Richard Leveridge became caught up in the new trend for operas in the Italian style from 1705, performing in Clayton's Arsinoe in 1705. He became associated with Handel in 1713 and 1714’ performing in the first performances of Il pastor fido and Teseo and taking the role of Argantes in a revival of Rinaldo. Later in his career, in 1731, he played the role of Polypheme in the first public performance of Acis and Galatea, and several of Handel's Italian arias were published with English translations by Leveridge.
In 1714 he moved to work at the New Theatre at Lincoln's Inn Fields, managed by entrepreneur John Rich. Remaining there for most of his career, he returned to his English repertoire and a new form, the musical afterpiece. These lightweight works were often comic, and in 1716 Richard Leveridge produced his own afterpiece, Pyramus and Thisbe. He wrote the music for this comic parody of Italian opera, adapting the words from Shakespeare's "A Midsummer Night's Dream," and himself singing the role of Pyramus.
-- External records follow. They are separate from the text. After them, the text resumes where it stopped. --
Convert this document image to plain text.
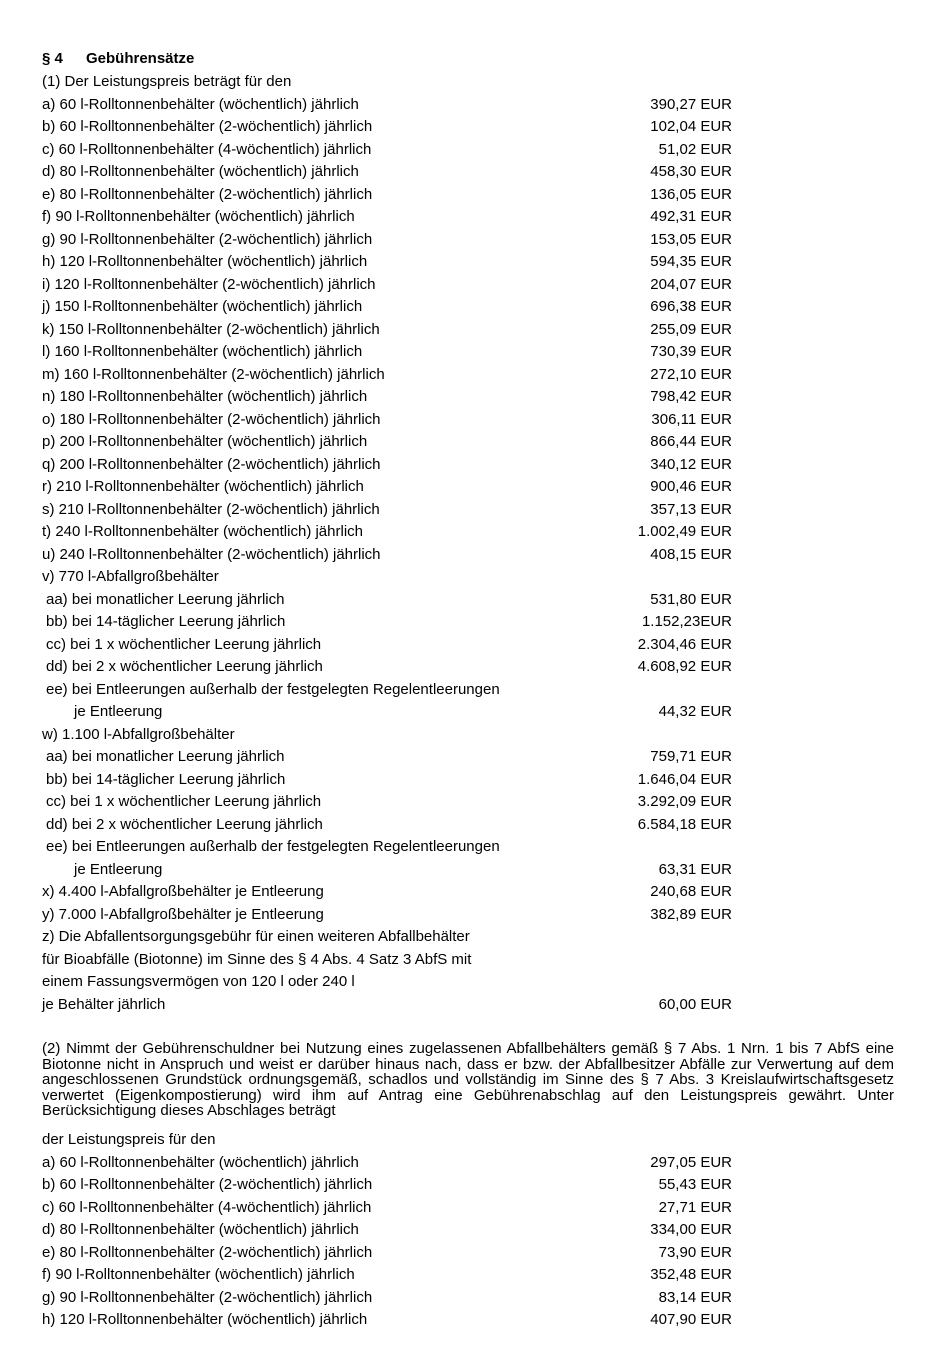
§ 4	Gebührensätze
(1) Der Leistungspreis beträgt für den
a) 60 l-Rolltonnenbehälter (wöchentlich) jährlich	390,27 EUR
b) 60 l-Rolltonnenbehälter (2-wöchentlich) jährlich	102,04 EUR
c) 60 l-Rolltonnenbehälter (4-wöchentlich) jährlich	51,02 EUR
d) 80 l-Rolltonnenbehälter (wöchentlich) jährlich	458,30 EUR
e) 80 l-Rolltonnenbehälter (2-wöchentlich) jährlich	136,05 EUR
f) 90 l-Rolltonnenbehälter (wöchentlich) jährlich	492,31 EUR
g) 90 l-Rolltonnenbehälter (2-wöchentlich) jährlich	153,05 EUR
h) 120 l-Rolltonnenbehälter (wöchentlich) jährlich	594,35 EUR
i) 120 l-Rolltonnenbehälter (2-wöchentlich) jährlich	204,07 EUR
j) 150 l-Rolltonnenbehälter (wöchentlich) jährlich	696,38 EUR
k) 150 l-Rolltonnenbehälter (2-wöchentlich) jährlich	255,09 EUR
l) 160 l-Rolltonnenbehälter (wöchentlich) jährlich	730,39 EUR
m) 160 l-Rolltonnenbehälter (2-wöchentlich) jährlich	272,10 EUR
n) 180 l-Rolltonnenbehälter (wöchentlich) jährlich	798,42 EUR
o) 180 l-Rolltonnenbehälter (2-wöchentlich) jährlich	306,11 EUR
p) 200 l-Rolltonnenbehälter (wöchentlich) jährlich	866,44 EUR
q) 200 l-Rolltonnenbehälter (2-wöchentlich) jährlich	340,12 EUR
r) 210 l-Rolltonnenbehälter (wöchentlich) jährlich	900,46 EUR
s) 210 l-Rolltonnenbehälter (2-wöchentlich) jährlich	357,13 EUR
t) 240 l-Rolltonnenbehälter (wöchentlich) jährlich	1.002,49 EUR
u) 240 l-Rolltonnenbehälter (2-wöchentlich) jährlich	408,15 EUR
v) 770 l-Abfallgroßbehälter
aa) bei monatlicher Leerung jährlich	531,80 EUR
bb) bei 14-täglicher Leerung jährlich	1.152,23EUR
cc) bei 1 x wöchentlicher Leerung jährlich	2.304,46 EUR
dd) bei 2 x wöchentlicher Leerung jährlich	4.608,92 EUR
ee) bei Entleerungen außerhalb der festgelegten Regelentleerungen
je Entleerung	44,32 EUR
w) 1.100 l-Abfallgroßbehälter
aa) bei monatlicher Leerung jährlich	759,71 EUR
bb) bei 14-täglicher Leerung jährlich	1.646,04 EUR
cc) bei 1 x wöchentlicher Leerung jährlich	3.292,09 EUR
dd) bei 2 x wöchentlicher Leerung jährlich	6.584,18 EUR
ee) bei Entleerungen außerhalb der festgelegten Regelentleerungen
je Entleerung	63,31 EUR
x) 4.400 l-Abfallgroßbehälter je Entleerung	240,68 EUR
y) 7.000 l-Abfallgroßbehälter je Entleerung	382,89 EUR
z) Die Abfallentsorgungsgebühr für einen weiteren Abfallbehälter
für Bioabfälle (Biotonne) im Sinne des § 4 Abs. 4 Satz 3 AbfS mit
einem Fassungsvermögen von 120 l oder 240 l
je Behälter jährlich	60,00 EUR
(2) Nimmt der Gebührenschuldner bei Nutzung eines zugelassenen Abfallbehälters gemäß § 7 Abs. 1 Nrn. 1 bis 7 AbfS eine Biotonne nicht in Anspruch und weist er darüber hinaus nach, dass er bzw. der Abfallbesitzer Abfälle zur Verwertung auf dem angeschlossenen Grundstück ordnungsgemäß, schadlos und vollständig im Sinne des § 7 Abs. 3 Kreislaufwirtschaftsgesetz verwertet (Eigenkompostierung) wird ihm auf Antrag eine Gebührenabschlag auf den Leistungspreis gewährt. Unter Berücksichtigung dieses Abschlages beträgt
der Leistungspreis für den
a) 60 l-Rolltonnenbehälter (wöchentlich) jährlich	297,05 EUR
b) 60 l-Rolltonnenbehälter (2-wöchentlich) jährlich	55,43 EUR
c) 60 l-Rolltonnenbehälter (4-wöchentlich) jährlich	27,71 EUR
d) 80 l-Rolltonnenbehälter (wöchentlich) jährlich	334,00 EUR
e) 80 l-Rolltonnenbehälter (2-wöchentlich) jährlich	73,90 EUR
f) 90 l-Rolltonnenbehälter (wöchentlich) jährlich	352,48 EUR
g) 90 l-Rolltonnenbehälter (2-wöchentlich) jährlich	83,14 EUR
h) 120 l-Rolltonnenbehälter (wöchentlich) jährlich	407,90 EUR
From the 1720s he was the leading bass at Lincoln's Inn Fields and then at Covent Garden. His repertory exploited his firm and powerful voice, and his tunes often became popular favourites. He composed over 150 songs, and is best known for the patriotic ballad "The Roast Beef of Old England."In between engagements Richard Leveridge ran a coffee shop in Tavistock Street near Covent Garden, but enjoyed good health and reduced his performances only in the last few seasons before retiring in 1751.